Add security documentation describing app states

1 files changed, 133 insertions, 0 deletions

diff --git a/docs/security.md b/docs/security.md
index af2d8f5f3d..52ea21ee81 100644
--- a/docs/security.md
+++ b/docs/security.md
@@ -6,25 +6,158 @@ platforms and their differences.
 This document does not describe *how* we reach and uphold these properties, just what they are.
 See the [architecture](architecture.md) document for details on how this security is implemented.
 
+The main purpose of the app is to allow the user to make all network/internet traffic to and
+from the device travel via an encrypted VPN tunnel.
 
 ## App states
 
+At the core of the app is a state machine called the "tunnel state machine". The following
+sub-sections will describe each state and what security properties hold and what network activity
+will be blocked and allowed during them.
+
+Except what's described as allowed in this document, all network packets should be blocked.
+
+The following network traffic is always allowed to flow.

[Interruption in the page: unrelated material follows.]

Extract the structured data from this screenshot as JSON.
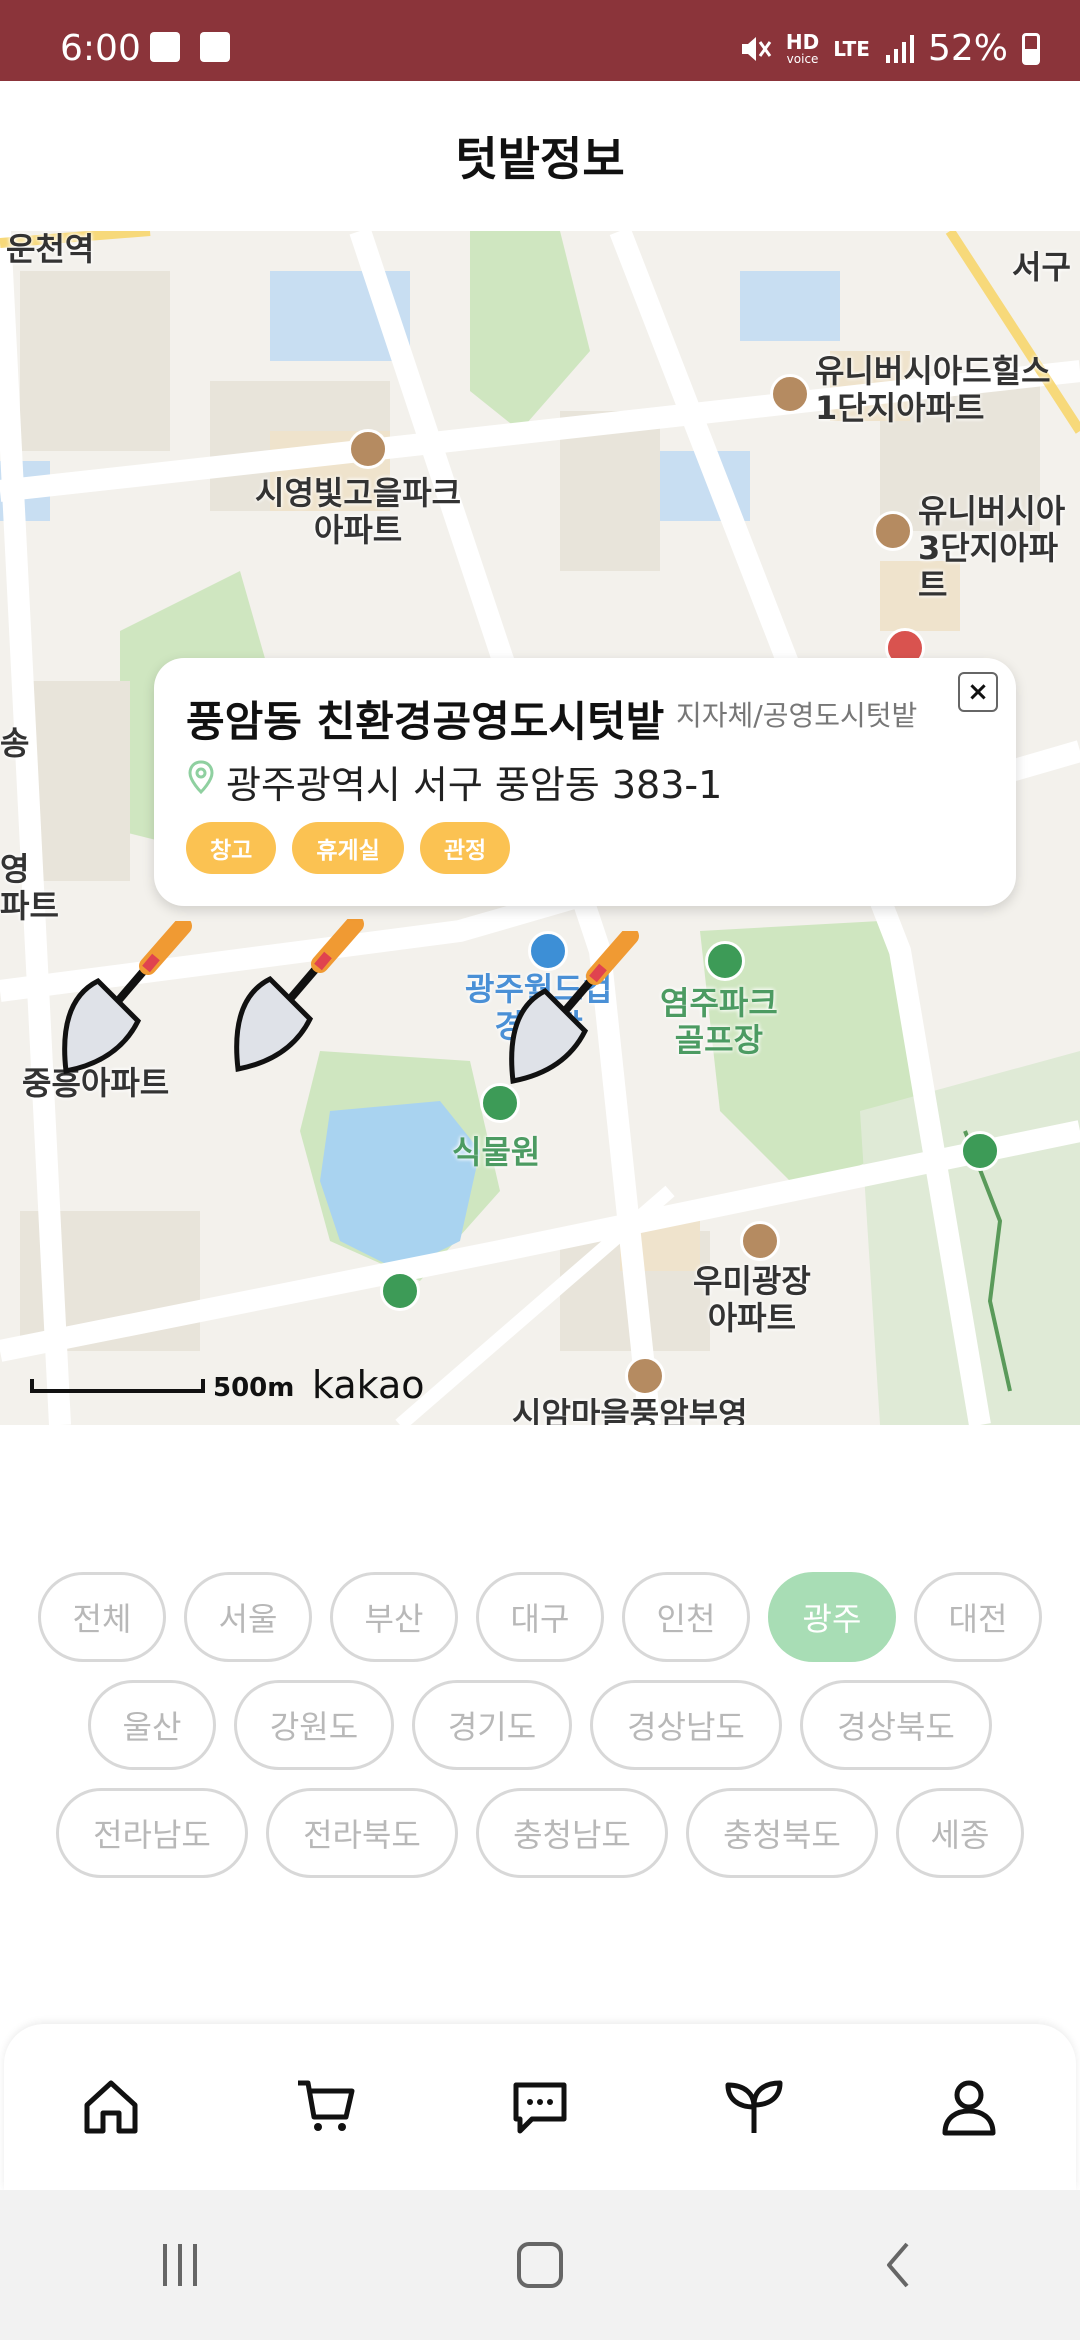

It's never blocked, regardless of state:
+
+1. All traffic on loopback adapters
+
+1. DHCPv4 and DHCPv6 requests to go out and responses to come in:
+   * Outgoing from `*:68` to `255.255.255.255:67` (client to server)
+   * Incoming `*:67` to `*:68` (server to client)
+   * Outgoing from `[fe80::]/10:546` to `[ff02::1:2]:547` and `[ff05::1:3]:547` (client to server)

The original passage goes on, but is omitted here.